Despite big promises, Egypt’s deficit is growing

Egypt’s deficit looks set to widen this fiscal year, countering projections the government has made in high-profile policy documents.

According to figures released by the Ministry of Finance, Egypt’s deficit reached LE167.8 billion (5.9 percent of GDP) in the first half of the 2015/16 Fiscal Year, a period spanning July-December 2015. During the same period in the 2014/15 Fiscal Year, the deficit stood at LE132 billion, or 5.4 percent of GDP. That year closed with a deficit of LE268.2 billion, or 11.5 percent of GDP.

By contrast, Egypt’s recently-released sustainable development plan projects that the deficit will narrow to 7.5 percent by 2020 and 2.28 percent by 2030.

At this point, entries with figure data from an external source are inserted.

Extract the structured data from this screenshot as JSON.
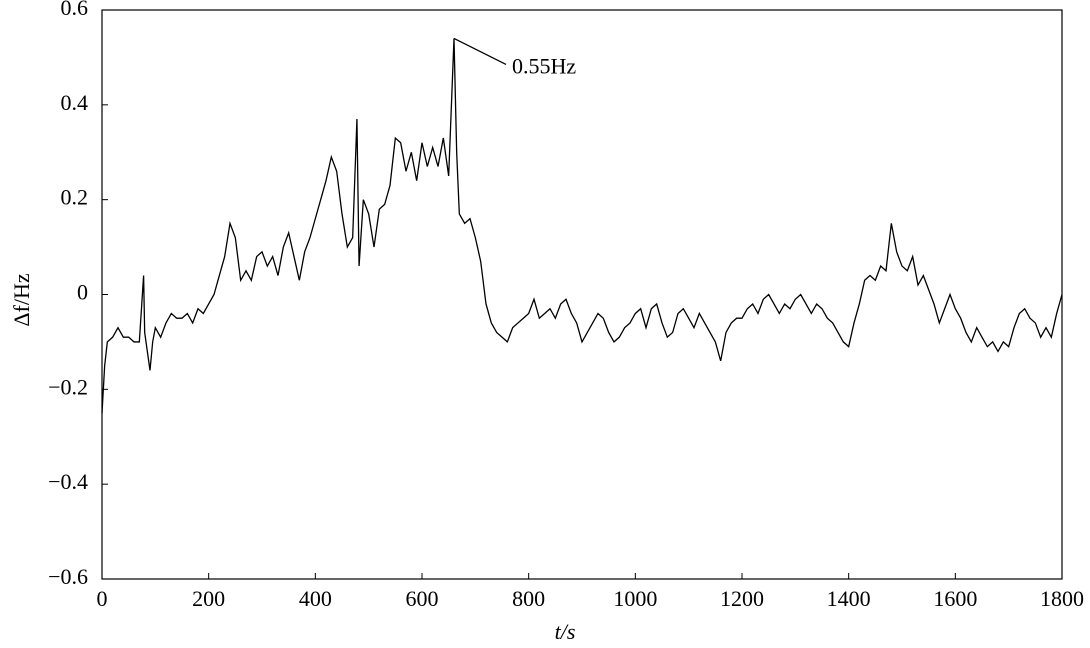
{
  "chart_data": {
    "type": "line",
    "xlabel": "t/s",
    "ylabel": "Δf/Hz",
    "annotation": "0.55Hz",
    "color": "#000000",
    "xlim": [
      0,
      1800
    ],
    "xticks": [
      0,
      200,
      400,
      600,
      800,
      1000,
      1200,
      1400,
      1600,
      1800
    ],
    "ylim": [
      -0.6,
      0.6
    ],
    "yticks": [
      0.6,
      0.4,
      0.2,
      0,
      {
        "value": -0.2,
        "label": "−0.2"
      },
      {
        "value": -0.4,
        "label": "−0.4"
      },
      {
        "value": -0.6,
        "label": "−0.6"
      }
    ],
    "x": [
      0,
      5,
      10,
      20,
      30,
      40,
      50,
      60,
      70,
      78,
      80,
      85,
      90,
      95,
      100,
      110,
      120,
      130,
      140,
      150,
      160,
      170,
      180,
      190,
      200,
      210,
      220,
      230,
      240,
      250,
      260,
      270,
      280,
      290,
      300,
      310,
      320,
      330,
      340,
      350,
      360,
      370,
      380,
      390,
      400,
      410,
      420,
      430,
      440,
      450,
      460,
      470,
      478,
      482,
      490,
      500,
      510,
      520,
      530,
      540,
      550,
      560,
      570,
      580,
      590,
      600,
      610,
      620,
      630,
      640,
      650,
      660,
      665,
      670,
      680,
      690,
      700,
      710,
      720,
      730,
      740,
      750,
      760,
      770,
      780,
      790,
      800,
      810,
      820,
      830,
      840,
      850,
      860,
      870,
      880,
      890,
      900,
      910,
      920,
      930,
      940,
      950,
      960,
      970,
      980,
      990,
      1000,
      1010,
      1020,
      1030,
      1040,
      1050,
      1060,
      1070,
      1080,
      1090,
      1100,
      1110,
      1120,
      1130,
      1140,
      1150,
      1160,
      1170,
      1180,
      1190,
      1200,
      1210,
      1220,
      1230,
      1240,
      1250,
      1260,
      1270,
      1280,
      1290,
      1300,
      1310,
      1320,
      1330,
      1340,
      1350,
      1360,
      1370,
      1380,
      1390,
      1400,
      1410,
      1420,
      1430,
      1440,
      1450,
      1460,
      1470,
      1480,
      1490,
      1500,
      1510,
      1520,
      1530,
      1540,
      1550,
      1560,
      1570,
      1580,
      1590,
      1600,
      1610,
      1620,
      1630,
      1640,
      1650,
      1660,
      1670,
      1680,
      1690,
      1700,
      1710,
      1720,
      1730,
      1740,
      1750,
      1760,
      1770,
      1780,
      1790,
      1800
    ],
    "values": [
      -0.25,
      -0.15,
      -0.1,
      -0.09,
      -0.07,
      -0.09,
      -0.09,
      -0.1,
      -0.1,
      0.04,
      -0.08,
      -0.12,
      -0.16,
      -0.1,
      -0.07,
      -0.09,
      -0.06,
      -0.04,
      -0.05,
      -0.05,
      -0.04,
      -0.06,
      -0.03,
      -0.04,
      -0.02,
      0.0,
      0.04,
      0.08,
      0.15,
      0.12,
      0.03,
      0.05,
      0.03,
      0.08,
      0.09,
      0.06,
      0.08,
      0.04,
      0.1,
      0.13,
      0.08,
      0.03,
      0.09,
      0.12,
      0.16,
      0.2,
      0.24,
      0.29,
      0.26,
      0.17,
      0.1,
      0.12,
      0.37,
      0.06,
      0.2,
      0.17,
      0.1,
      0.18,
      0.19,
      0.23,
      0.33,
      0.32,
      0.26,
      0.3,
      0.24,
      0.32,
      0.27,
      0.31,
      0.27,
      0.33,
      0.25,
      0.54,
      0.3,
      0.17,
      0.15,
      0.16,
      0.12,
      0.07,
      -0.02,
      -0.06,
      -0.08,
      -0.09,
      -0.1,
      -0.07,
      -0.06,
      -0.05,
      -0.04,
      -0.01,
      -0.05,
      -0.04,
      -0.03,
      -0.05,
      -0.02,
      -0.01,
      -0.04,
      -0.06,
      -0.1,
      -0.08,
      -0.06,
      -0.04,
      -0.05,
      -0.08,
      -0.1,
      -0.09,
      -0.07,
      -0.06,
      -0.04,
      -0.03,
      -0.07,
      -0.03,
      -0.02,
      -0.06,
      -0.09,
      -0.08,
      -0.04,
      -0.03,
      -0.05,
      -0.07,
      -0.04,
      -0.06,
      -0.08,
      -0.1,
      -0.14,
      -0.08,
      -0.06,
      -0.05,
      -0.05,
      -0.03,
      -0.02,
      -0.04,
      -0.01,
      0.0,
      -0.02,
      -0.04,
      -0.02,
      -0.03,
      -0.01,
      0.0,
      -0.02,
      -0.04,
      -0.02,
      -0.03,
      -0.05,
      -0.06,
      -0.08,
      -0.1,
      -0.11,
      -0.06,
      -0.02,
      0.03,
      0.04,
      0.03,
      0.06,
      0.05,
      0.15,
      0.09,
      0.06,
      0.05,
      0.08,
      0.02,
      0.04,
      0.01,
      -0.02,
      -0.06,
      -0.03,
      0.0,
      -0.03,
      -0.05,
      -0.08,
      -0.1,
      -0.07,
      -0.09,
      -0.11,
      -0.1,
      -0.12,
      -0.1,
      -0.11,
      -0.07,
      -0.04,
      -0.03,
      -0.05,
      -0.06,
      -0.09,
      -0.07,
      -0.09,
      -0.04,
      0.0
    ]
  }
}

The deficit so far this fiscal year has driven by an increase in spending, which rose 21 percent year-on-year to reach LE349.9 billion. One of the primary factors in the increase was an 8.4 percent rise in the public sector wage bill, which reached LE105.6 or 3.7 percent of GDP. The Finance Ministry emphasized that this is the smallest rate of increase during the last three fiscal years, but it comes at a time when the government is supposed to be controlling its spending.

In the policy document accompanying the World Bank’s budgetary support loan, Egypt is targeted to reduce the wage bill from 8.2 percent of nominal GDP last fiscal year to 7.5 percent by the 2017/18 Fiscal Year. 

Meanwhile, government revenue has failed to keep pace with spending, rising by a comparatively low 17.5 percent to reach LE192.2 billion (6.8 percent of GDP). 

Egypt has shown an increase in tax receipts, which were up by 20.9 percent to reach LE137.9 billion (5.9 percent of GDP). Almost two-thirds of this figure came from taxes on goods and services: Egypt’s General sales tax on goods netted LE27.7 billion, while taxes on tobacco brought in LE16.5 billion. By contrast, taxes on domestic salaries brought in just LE12.5 billion, while property taxes brought in  LE12.1 billion, the vast majority from interest on treasury bonds and bills.

Here, Egypt is behind target for the projections laid out in the 2015/16 general budget. Halfway through the year, Egypt has collected less than a third of the LE422 billion in taxes the budget calls for, while total revenue for the first half of the fiscal year is just 30 percent of the LE622 billion the budget predict.

On the expenditure side, the government has already spent more than 40 percent of its allocated budget of LE864.6 billion, and nearly half of the funds allocated for the wage bill.